> For the complete documentation index, see [llms.txt](https://docs.nvidiai.cloud/llms.txt). Markdown versions of documentation pages are available by appending `.md` to page URLs; this page is available as [Markdown](https://docs.nvidiai.cloud/readme.md).

# Introducing NVIDIAI.cloud

In the dynamic realm of cryptocurrencies, it's increasingly evident that a growing number of people are deeply invested in AI technologies. But what if AI were to merge seamlessly with the vast potential of blockchain technology? The possibilities could be truly transformative.

NVIDIAI.cloud introduces groundbreaking features unprecedented in any other launchpad. Not only can you deploy your characters or code, but you can also promote it and integrate it into a powerful network of top-performing [ai69x](https://www.ai69x.lol/) agents.

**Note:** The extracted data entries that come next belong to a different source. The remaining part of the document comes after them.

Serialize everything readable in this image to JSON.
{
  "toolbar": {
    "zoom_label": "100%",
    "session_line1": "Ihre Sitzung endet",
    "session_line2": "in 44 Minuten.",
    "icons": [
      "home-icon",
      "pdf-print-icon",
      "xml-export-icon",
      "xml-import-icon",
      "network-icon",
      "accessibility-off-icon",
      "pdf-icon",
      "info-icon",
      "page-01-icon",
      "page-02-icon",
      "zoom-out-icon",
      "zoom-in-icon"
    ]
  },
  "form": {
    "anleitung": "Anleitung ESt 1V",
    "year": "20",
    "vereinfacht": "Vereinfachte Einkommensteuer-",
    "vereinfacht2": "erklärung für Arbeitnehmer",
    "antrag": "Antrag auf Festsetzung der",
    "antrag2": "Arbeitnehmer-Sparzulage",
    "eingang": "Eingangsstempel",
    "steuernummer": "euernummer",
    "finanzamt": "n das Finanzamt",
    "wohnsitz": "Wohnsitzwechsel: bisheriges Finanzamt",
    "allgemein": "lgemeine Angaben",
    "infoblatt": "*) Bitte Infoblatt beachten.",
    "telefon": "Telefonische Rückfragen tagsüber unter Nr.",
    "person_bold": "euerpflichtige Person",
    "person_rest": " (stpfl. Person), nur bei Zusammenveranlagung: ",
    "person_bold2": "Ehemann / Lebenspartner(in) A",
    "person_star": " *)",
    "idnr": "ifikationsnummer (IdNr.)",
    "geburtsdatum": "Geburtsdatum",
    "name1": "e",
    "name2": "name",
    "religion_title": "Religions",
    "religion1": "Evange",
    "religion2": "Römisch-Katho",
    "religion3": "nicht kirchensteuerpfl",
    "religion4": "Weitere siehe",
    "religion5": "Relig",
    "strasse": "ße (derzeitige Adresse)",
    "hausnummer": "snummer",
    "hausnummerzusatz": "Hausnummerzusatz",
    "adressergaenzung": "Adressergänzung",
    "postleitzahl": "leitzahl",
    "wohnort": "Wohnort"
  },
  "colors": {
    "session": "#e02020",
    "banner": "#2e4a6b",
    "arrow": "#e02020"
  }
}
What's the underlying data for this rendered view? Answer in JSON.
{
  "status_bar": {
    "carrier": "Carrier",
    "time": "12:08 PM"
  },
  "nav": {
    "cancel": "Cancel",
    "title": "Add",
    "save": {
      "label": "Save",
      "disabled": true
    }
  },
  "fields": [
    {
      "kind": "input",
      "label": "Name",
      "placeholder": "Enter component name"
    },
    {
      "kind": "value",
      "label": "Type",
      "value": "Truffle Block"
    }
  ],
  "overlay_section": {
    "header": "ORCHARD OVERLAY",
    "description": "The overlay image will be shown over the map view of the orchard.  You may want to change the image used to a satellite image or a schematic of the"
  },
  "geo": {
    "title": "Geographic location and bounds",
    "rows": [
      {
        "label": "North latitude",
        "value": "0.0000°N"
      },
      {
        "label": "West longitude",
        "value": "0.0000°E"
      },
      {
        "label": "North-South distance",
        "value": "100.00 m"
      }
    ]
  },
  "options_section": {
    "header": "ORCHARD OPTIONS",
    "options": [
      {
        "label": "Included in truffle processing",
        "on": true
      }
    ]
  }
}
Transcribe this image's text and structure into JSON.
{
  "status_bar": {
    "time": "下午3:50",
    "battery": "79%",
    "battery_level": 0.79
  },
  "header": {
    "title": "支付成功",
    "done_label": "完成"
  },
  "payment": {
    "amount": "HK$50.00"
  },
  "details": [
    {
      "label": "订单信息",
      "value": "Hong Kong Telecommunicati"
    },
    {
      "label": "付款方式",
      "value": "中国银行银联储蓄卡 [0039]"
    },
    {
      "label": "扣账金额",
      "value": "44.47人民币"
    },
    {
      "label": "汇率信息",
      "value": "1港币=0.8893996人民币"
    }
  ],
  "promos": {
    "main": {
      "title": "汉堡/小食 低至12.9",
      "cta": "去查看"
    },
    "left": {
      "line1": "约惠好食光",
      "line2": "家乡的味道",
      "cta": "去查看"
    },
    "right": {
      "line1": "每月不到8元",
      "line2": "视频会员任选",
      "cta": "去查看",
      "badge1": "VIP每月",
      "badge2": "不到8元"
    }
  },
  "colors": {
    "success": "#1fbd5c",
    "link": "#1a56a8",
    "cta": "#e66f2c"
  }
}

Imagine an autonomous agent that already has liquidity staking with other cryptocurrencies, ensuring optimal returns on your investments. Or perhaps an agent that automates tweeting and participates in Discord voice channels, keeping your community engaged around the clock. Maybe you're interested in creating a genius trading bot that navigates the markets with unparalleled efficiency.

It's up to you to decide what kind of true, real-world value your innovative agents will bring. The possibilities are limitless. Will your agent revolutionize communication like ChatGPT, or will it transform the way we approach trading and investment? The choice is yours.


---

# Agent Instructions
This documentation is published with GitBook. GitBook is the documentation platform designed so that both humans and AI agents can read, navigate, and reason over technical content effectively. Learn more at gitbook.com.

## Querying This Documentation
If you need additional information that is not directly available in this page, you can query the documentation dynamically by asking a question.

Perform an HTTP GET request on the current page URL with the `ask` query parameter:

```
GET https://docs.nvidiai.cloud/readme.md?ask=<question>
```

The question should be specific, self-contained, and written in natural language.
The response will contain a direct answer to the question and relevant excerpts and sources from the documentation.

Use this mechanism when the answer is not explicitly present in the current page, you need clarification or additional context, or you want to retrieve related documentation sections.